University of Texas Southwestern Medical Center
Dallas, TX
HHMI Medical Fellows Program

Prostate cancer is the leading cause of cancer and the second leading cause of cancer mortality in men in the United States. These dismal statistics motivate Nima Sharifi’s search for new treatments for prostate cancer. Sharifi, an oncologist, is studying how androgen receptors fuel the growth of prostate tumors. Advanced prostate cancer is often treated with androgen deprivation therapy (ADT), which shuts off the tumor’s access to androgen, a male hormone. But over time the cancer becomes resistant to this treatment. Previous research suggested that androgen receptors are reactivated by “gain-of-function” changes, which allow the tumors to become resistant to ADT. After tumors cease responding to ADT, they gradually turn into a lethal form of prostate cancer. Sharifi is studying how other proteins collaborate with androgen receptors to become reactivated after treatment with ADT. He hopes to develop a second-line drug therapy that targets the androgen pathway and shuts down growth of ADT-resistant prostate cancer.

 

C. Shad Thaxton, M.D., Ph.D.
Northwestern University
Chicago, IL
HHMI Medical Fellows Program

During his third year of medical school, Shad Thaxton read a Scientific American article about nanotechnology that changed his life. The ideas presented in the article inspired him to seek out Northwestern University’s Chad Mirkin, a leader in the field of nanotechnology. As an HHMI medical student fellow in Mirkin’s lab, Thaxton developed the “bio-barcode assay,” an ultra-sensitive protein detector using gold nanoparticles as probes. He used the technology to detect prostate specific antigen (PSA), a biomarker associated with prostate cancer. The bio-barcode detects prostate cancer recurrence more quickly than conventional PSA tests. With Mirkin’s encouragement, Thaxton decided to complete his Ph.D. while simultaneously pursuing his surgical residency in urology—an unusual and difficult path.
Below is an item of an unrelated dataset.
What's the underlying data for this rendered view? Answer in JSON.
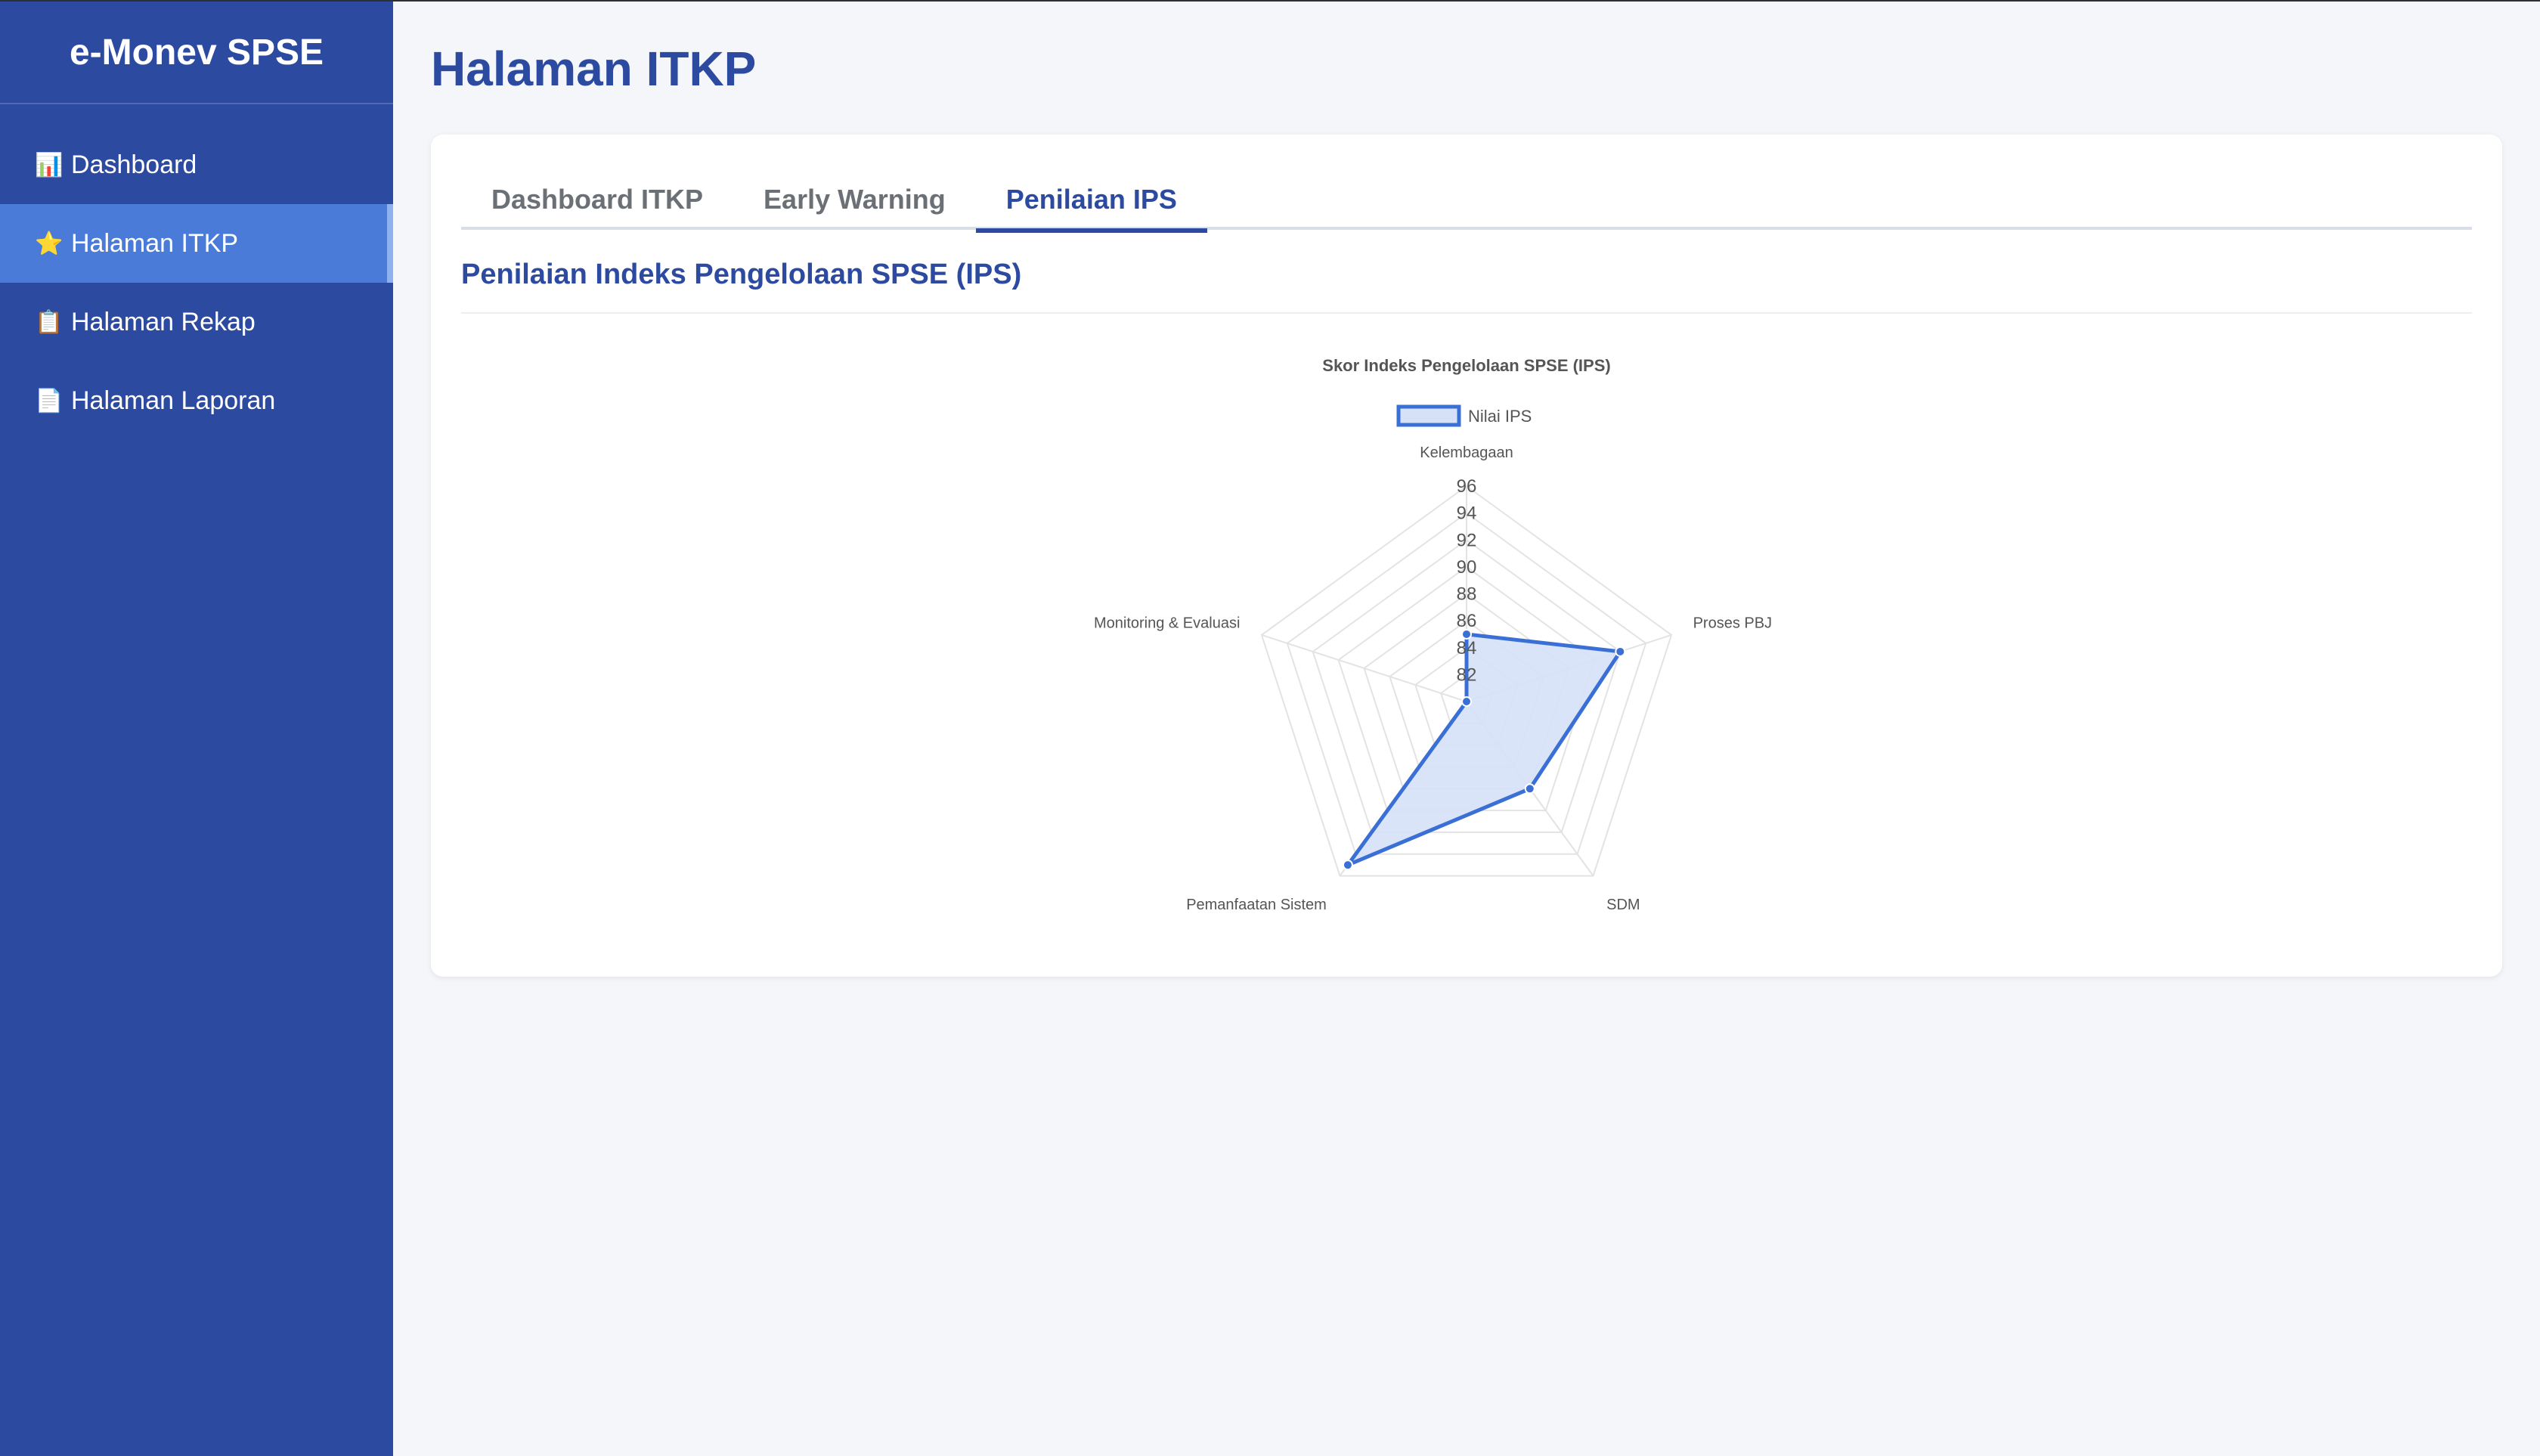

Now he is using nanotechnology to evaluate the bio-barcode effectiveness finding recurrent prostate cancer in clinical trials. Thaxton has also set his sights on using nanotechnology in cardiovascular disease research. He’s already created a nanoparticle that mimics high-density lipoprotein (HDL, the “good cholesterol”), an achievement that received international media attention. He hopes to develop new nano-sized drugs for preventing and treating damage to arteries caused by cholesterol buildup.


 

Brian Wolpin, M.D., M.P.H.
Dana-Farber Cancer Institute
Boston, MA
HHMI Medical Fellows Program

Pancreatic cancer kills about 95 percent of those diagnosed with the disease. Smoking is a known risk factor, but diabetes, obesity, and family history also increase a person’s chance of developing this deadly cancer. Given this poor prognosis, physician and epidemiologist Brian Wolpin is working to identify genetic and lifestyle factors that predispose people for pancreatic cancer. He is analyzing large amounts of data from epidemiologic studies, comparing information about diet, physical activity, blood biomarkers, and inherited genetic information from people with pancreatic cancer to similar data from healthy individuals. Wolpin has already used this strategy to discover that the gene responsible for determining blood type is also involved in nearly 20 percent of pancreatic cancers. He hopes to reveal additional risk factors for pancreatic cancer that could help in identifying high-risk individuals before they develop the disease.